Apart from those confirmed dead, three Australians, two Chinese and one British national were injured, officials said.
Attack on France’s ‘symbol of liberty’
The country was just about ready to lift its state of emergency, which was put into place in the wake of the November terror attacks in Paris that killed 130 people, the worst attack in the country’s history.
The state of emergency would have expired later this month, but Valls said Friday that a bill to extend it would be submitted to parliament by Tuesday.
In a national address in the early hours of the morning, Hollande said the act was, without doubt, a terror attack.
“France is afflicted, but she is strong, and she will always be stronger than the fanatics who want to strike her today,” he said.

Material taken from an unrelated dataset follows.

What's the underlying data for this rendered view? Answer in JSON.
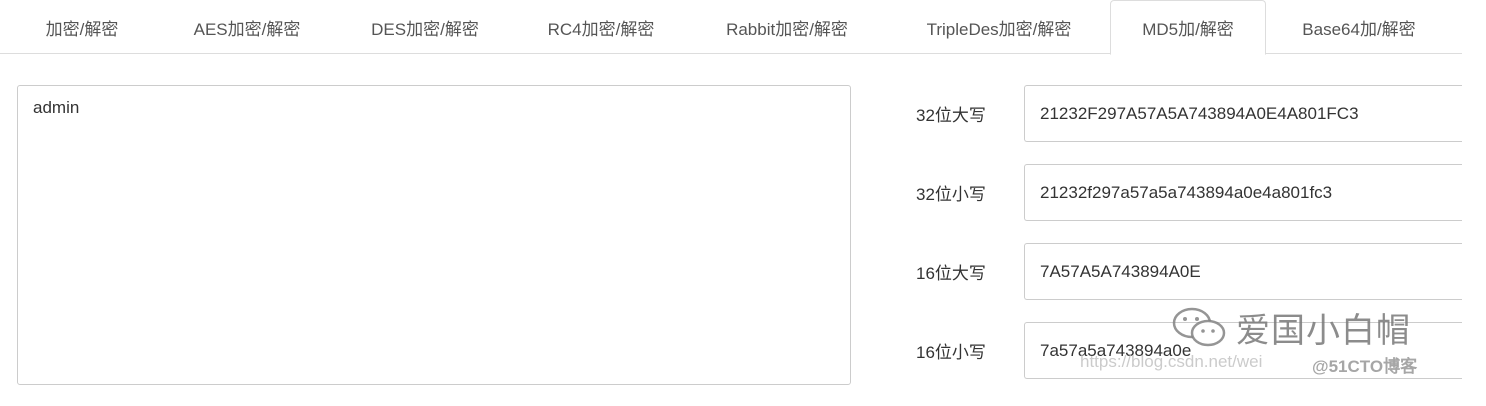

He added that the choice of the day — Bastille Day, when France celebrates its post-French Revolution republic — was particularly poignant.

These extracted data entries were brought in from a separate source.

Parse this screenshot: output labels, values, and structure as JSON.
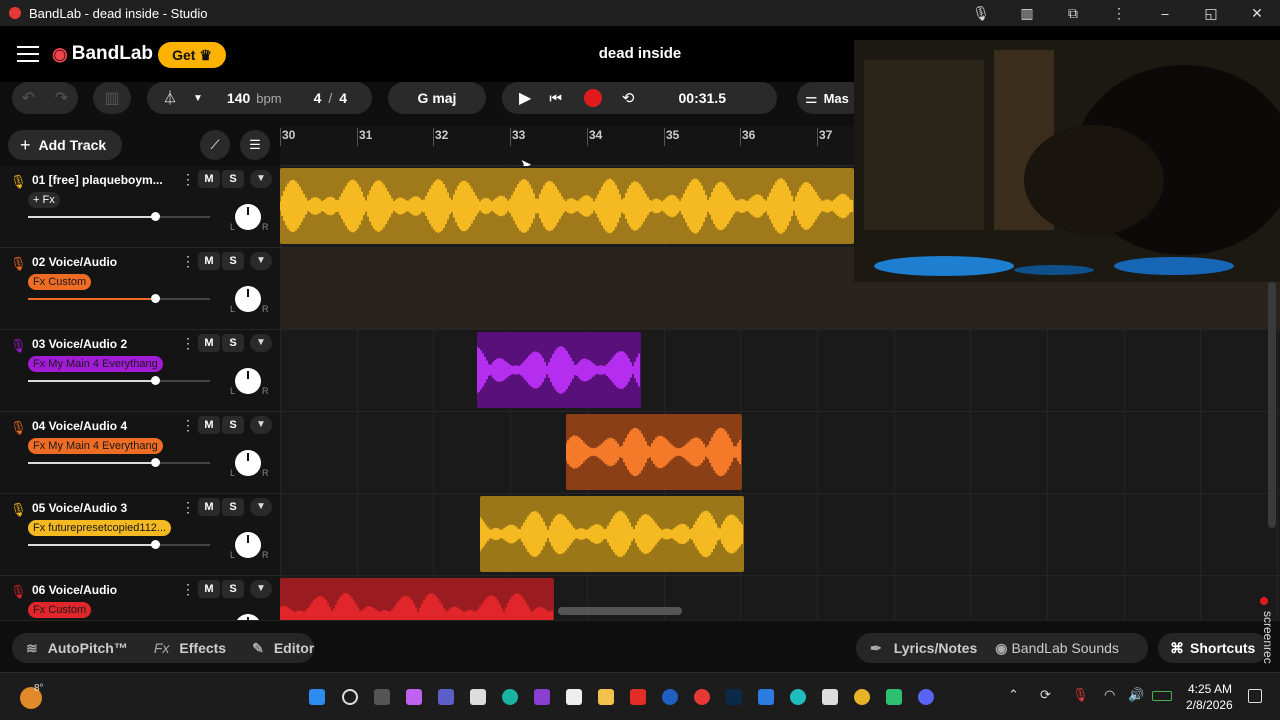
{
  "window": {
    "title": "BandLab - dead inside - Studio",
    "controls": [
      "⎯",
      "◱",
      "✕"
    ]
  },
  "header": {
    "logo": "BandLab",
    "get_label": "Get",
    "project_title": "dead inside"
  },
  "toolbar": {
    "bpm_value": "140",
    "bpm_unit": "bpm",
    "time_sig_num": "4",
    "time_sig_sep": "/",
    "time_sig_den": "4",
    "key": "G maj",
    "time": "00:31.5",
    "master_label": "Mas"
  },
  "tracks_header": {
    "add_track_label": "Add Track"
  },
  "ruler": {
    "bars": [
      "30",
      "31",
      "32",
      "33",
      "34",
      "35",
      "36",
      "37"
    ]
  },
  "tracks": [
    {
      "name": "01 [free] plaqueboym...",
      "fx": "+ Fx",
      "color": "#f5b921",
      "fx_bg": "#2a2a2a",
      "fx_fg": "#fff",
      "volume": 0.7,
      "m": "M",
      "s": "S",
      "l": "L",
      "r": "R"
    },
    {
      "name": "02 Voice/Audio",
      "fx": "Fx Custom",
      "color": "#ef6c24",
      "fx_bg": "#ef6c24",
      "fx_fg": "#1a1a1a",
      "volume": 0.7,
      "m": "M",
      "s": "S",
      "l": "L",
      "r": "R"
    },
    {
      "name": "03 Voice/Audio 2",
      "fx": "Fx My Main 4 Everythang",
      "color": "#a21bd6",
      "fx_bg": "#a21bd6",
      "fx_fg": "#1a1a1a",
      "volume": 0.7,
      "m": "M",
      "s": "S",
      "l": "L",
      "r": "R"
    },
    {
      "name": "04 Voice/Audio 4",
      "fx": "Fx My Main 4 Everythang",
      "color": "#ef6c24",
      "fx_bg": "#ef6c24",
      "fx_fg": "#1a1a1a",
      "volume": 0.7,
      "m": "M",
      "s": "S",
      "l": "L",
      "r": "R"
    },
    {
      "name": "05 Voice/Audio 3",
      "fx": "Fx futurepresetcopied112...",
      "color": "#f5b921",
      "fx_bg": "#f5b921",
      "fx_fg": "#1a1a1a",
      "volume": 0.7,
      "m": "M",
      "s": "S",
      "l": "L",
      "r": "R"
    },
    {
      "name": "06 Voice/Audio",
      "fx": "Fx Custom",
      "color": "#e0262b",
      "fx_bg": "#e0262b",
      "fx_fg": "#1a1a1a",
      "volume": 0.7,
      "m": "M",
      "s": "S",
      "l": "L",
      "r": "R"
    }
  ],
  "bottombar": {
    "autopitch": "AutoPitch™",
    "effects_prefix": "Fx",
    "effects": "Effects",
    "editor": "Editor",
    "lyrics": "Lyrics/Notes",
    "sounds": "BandLab Sounds",
    "shortcuts": "Shortcuts",
    "screenrec": "screenrec"
  },
  "taskbar": {
    "temp": "8°",
    "time": "4:25 AM",
    "date": "2/8/2026"
  }
}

The day is a “symbol of liberty,” the President said, noting that “human rights are denied by fanatics and France is quite clearly their target.”

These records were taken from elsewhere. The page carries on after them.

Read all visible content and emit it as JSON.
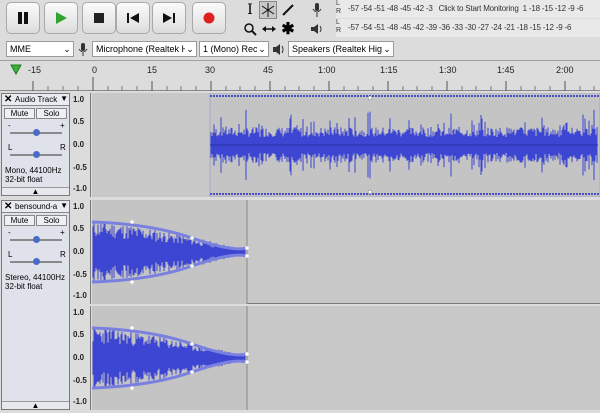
{
  "transport": {
    "pause": "pause-button",
    "play": "play-button",
    "stop": "stop-button",
    "skip_start": "skip-start-button",
    "skip_end": "skip-end-button",
    "record": "record-button"
  },
  "meters": {
    "record": {
      "lr": [
        "L",
        "R"
      ],
      "scale": "-57 -54 -51 -48 -45 -42 -3",
      "prompt": "Click to Start Monitoring",
      "scale_right": "1 -18 -15 -12 -9 -6"
    },
    "play": {
      "lr": [
        "L",
        "R"
      ],
      "scale": "-57 -54 -51 -48 -45 -42 -39 -36 -33 -30 -27 -24 -21 -18 -15 -12 -9 -6"
    }
  },
  "devices": {
    "host": "MME",
    "mic": "Microphone (Realtek Hi",
    "channels": "1 (Mono) Reco",
    "speakers": "Speakers (Realtek High I"
  },
  "ruler": {
    "labels": [
      "-15",
      "0",
      "15",
      "30",
      "45",
      "1:00",
      "1:15",
      "1:30",
      "1:45",
      "2:00"
    ]
  },
  "track1": {
    "name": "Audio Track",
    "mute": "Mute",
    "solo": "Solo",
    "gain_minus": "-",
    "gain_plus": "+",
    "pan_l": "L",
    "pan_r": "R",
    "info1": "Mono, 44100Hz",
    "info2": "32-bit float",
    "scale": [
      "1.0",
      "0.5",
      "0.0",
      "-0.5",
      "-1.0"
    ]
  },
  "track2": {
    "name": "bensound-a",
    "mute": "Mute",
    "solo": "Solo",
    "gain_minus": "-",
    "gain_plus": "+",
    "pan_l": "L",
    "pan_r": "R",
    "info1": "Stereo, 44100Hz",
    "info2": "32-bit float",
    "scale_top": [
      "1.0",
      "0.5",
      "0.0",
      "-0.5",
      "-1.0"
    ],
    "scale_bottom": [
      "1.0",
      "0.5",
      "0.0",
      "-0.5",
      "-1.0"
    ]
  },
  "colors": {
    "wave": "#3c46d2",
    "wave_dark": "#2a30a8",
    "envelope": "#7a80e0",
    "bg": "#c8c8c8"
  }
}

Hollande and Valls arrived in Nice on Friday after a meeting of the Security and Defense Council.
Witnesses describe horror
Eric Dartell was eating at a restaurant on the street where the attack was launched.
“You can see wreckage all along the way: a body, bicycles, street lamps and debris everywhere,” he said.
American Dominique Molina, who was watching from a balcony, said the fireworks had just ended and the crowd on the beach was dispersing.
“People were flooding the streets, just walking away from the show, and I heard a lot of loud noises and people were screaming and so to the west, a big moving truck was driving on the promenade, just barreling over people and hitting — running people over.” She estimated the truck moved at 20 to 25 mph.
A tourist from Dallas, Kristen Crouch, lamented the climate of violence that spans the globe, from her hometown to the French city, which she was visiting for a friend’s wedding.
“It’s really sad when you’ve been marked safe twice on Facebook in the last week. We shouldn’t live in a world like that,” she said.
Investigation under way
France had put intense security in place for Euro 2016, the international soccer tournament that just ended. No major attacks occurred during the event.
While the police response to Thursday’s attack appeared to be speedy, questions are now being raised about how the man was able to breach security at the event.
Authorities found several fake rifles and fake grenades inside the truck, according to BFM-TV reporter Cecile Ollivier. A 7.65 caliber handgun was found on the attacker who was known to authorities for weapons possession crimes, but nothing terror related, according to Ollivier.
CNN terrorism analyst Paul Cruickshank said “no country in the western world is threatened more by jihadis and terrorism than France.”
“This is a big step back here. They are absolutely exhausted after a year and a half of intense efforts to try and protect this country,” Cruickshank said.
“The painful reality here is that if it wasn’t going to be this promenade, it would have been any other promenade.”
Interior Minister Bernard Cazeneuve said he was deploying 70 police, medical and technical specialists in order to make sure that the remains of those killed were quickly returned to the families. Hospitals in the city have launched an urgent appeal for blood donors.
Leaders around the world have denounced the brutal incident.
U.S. President Barack Obama issued a statement saying, “We stand in solidarity and partnership with France, our oldest ally, as they respond to and recover from this attack.”
The presumptive nominees for the U.S. presidential election also reacted to the attack, taking strikingly different tones.
Republican Donald Trump said he’d ask for a declaration of war against ISIS while the Democrat candidate-in-waiting, Hillary Clinton, called for greater intelligence gathering to fight terror groups.
The United Nations condemned the “barbaric and cowardly” terror attack.
The U.S. Consulate in Marseille advised U.S. citizens in Nice to call family and friends to notify them that they are safe. The consulate said it was working with authorities to determine whether any U.S. citizens were injured.